The public and political narrative about the effect of the ruling presents a ‘biological woman’ vs ‘trans woman’ issue. The health sector is limited in resources but access to care should not be determined by a perceived hierarchy of rights. The ruling will not change the problem of lack of available facilities in the NHS and may put more pressure on services to find alternative accommodations for trans patients who could not be accommodated safely or with privacy in accommodations which align with their birth sex. Such provision is something we now recognise is in line with the law and necessary to the safety and privacy of women. A lack of available funds does, and can never, justify a national institution's systematic removal of a demographic's legal entitlements. As such, we regret not having acknowledged this conflict previously, and not working to pre-empt the current concerns regarding provision for trans people.

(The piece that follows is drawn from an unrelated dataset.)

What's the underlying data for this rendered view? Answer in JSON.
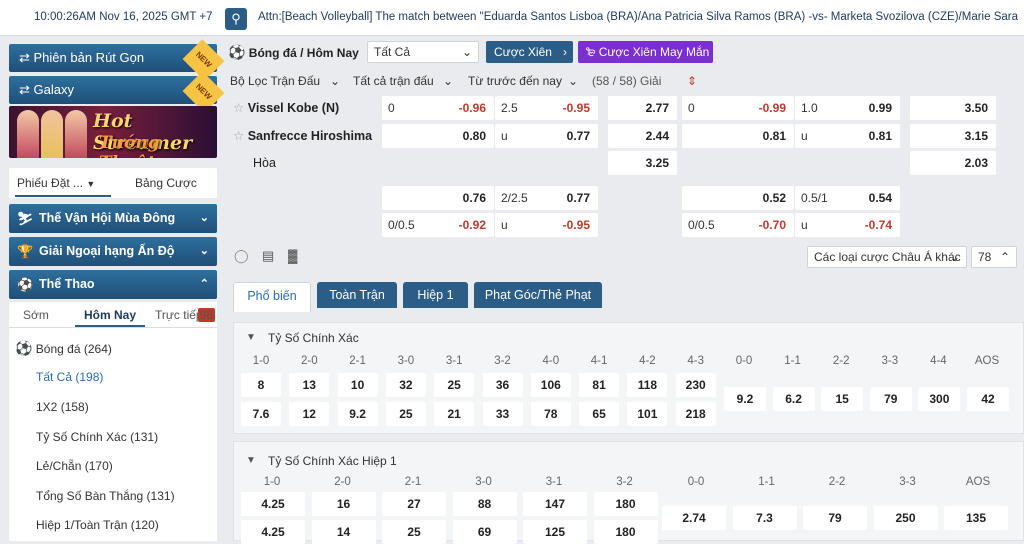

The reality is that greater resources are needed for the NHS to guarantee the privacy and dignity of every patient. At the practical level we support informed, respectful discussion by medical professionals of the best ways to manage individual patients, taking a patient-centred approach, which respects their dignity, autonomy, and human rights.

In 2022, a BMA report in collaboration with GLADD revealed that almost half (49%) of trans respondents working in the NHS had directly suffered from transphobia at least once in the past two years and almost a quarter (24%) had experienced verbal attacks or name calling. Likewise, statistics indicate that female employees also face misogyny not limited to verbal and name-calling attacks, but extending to physical violence and rape. It is imperative any amendments to NHS and EHRC guidelines and policies reflect this harsh reality and actively incorporate the voices of trans staff and trans patients, and female staff and female patients, with explicit consideration of how they will have dignified access and experiences of the healthcare environment.

Our commitment to supporting our trans and non-binary and female members, and the wider community of medical professionals and patients remains unwavering. For trans and non-binary and female doctors and medical students, it is important they continue to feel they can train and work in inclusive environments, free from hate and discrimination.

If you are experiencing any form of discrimination, harassment, or emotional distress because of the recent Supreme Court ruling, please know the BMA is here for you (see below for how to contact us).

To support you better, we would like to hear from doctors and medical students who have been impacted by the Supreme Court ruling – please contact us at [email protected]

Together, we can uphold the principles of justice, equality and compassion.

https://www.bma.org.uk/media/6340/bma-sogi-report-2-nov-2022.pdf

Catiette · 30/05/2025 17:26

Cool! I got a black box!

Catiette · 30/05/2025 17:32

Nooo! Edited, and the cool black box disappeared!

Trying to get it back...

This is all I ask:

	Equality: both groups affected are referenced equally.

	Inclusion: both groups affected are included.